The adulation for that Oldsmobile would vanish quickly when one of its pistons blew --- - common problem for the 35s and 36s. Mine failed leaving Jackon Hole, Wyoming in 1948. Had to limp over the mountains and down into Salt Lake City where the second piston failed necessitating an engine tear-down in a parking lot.

No longer there

The buildings have since been torn down. A Doubletree hotel sits in its place. Don't know if the restaurant serves oyster stew or not.

Spotted Car

1-1813 is a 1935 Oldsmobile L-35 touring car as seen here.

Spotted car

1-1813 is a 1935 Oldsmobile top of the line sedan .

Top to Bottom

Sam in 1616 and 1616½ has you covered from one end to the other.

Hurry up!

I don't know what that third car from the left is, with the 1-1813 license plate, but I want it and I want it now. I also want 45 cents worth of oyster stew, with some of them teeny little saltines and some Tabasco.

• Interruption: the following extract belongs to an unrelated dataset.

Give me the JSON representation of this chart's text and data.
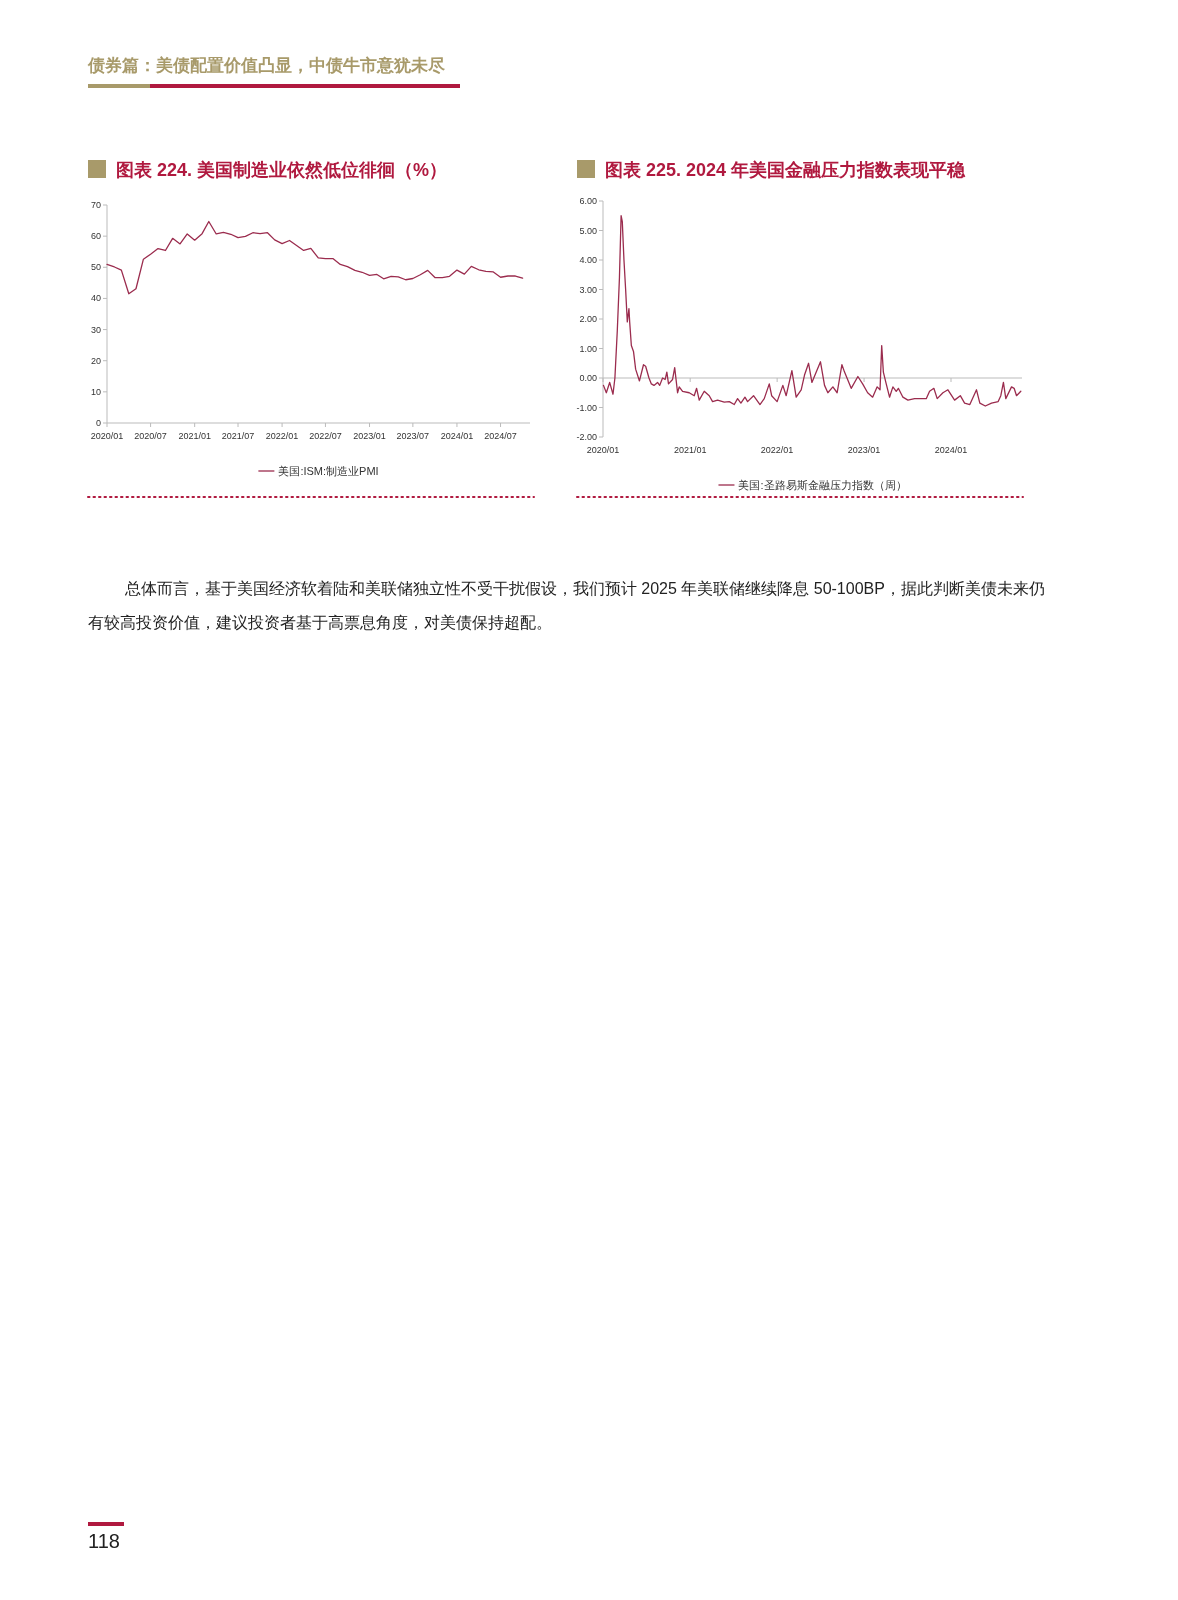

And make sure that the oysters are the kind that grow in the ocean and not around Omaha, Nebraska, if you please.

Oyster stew!

It's been forty years since I've made oyster stew! I'll bet mine was better, because I used oysters we picked up off the beach, at Dabob Bay, on Washington's Hood Canal the night before, and opened that day. In Nebraska, I'll bet they had to use canned! I'd even settle for canned right now, though!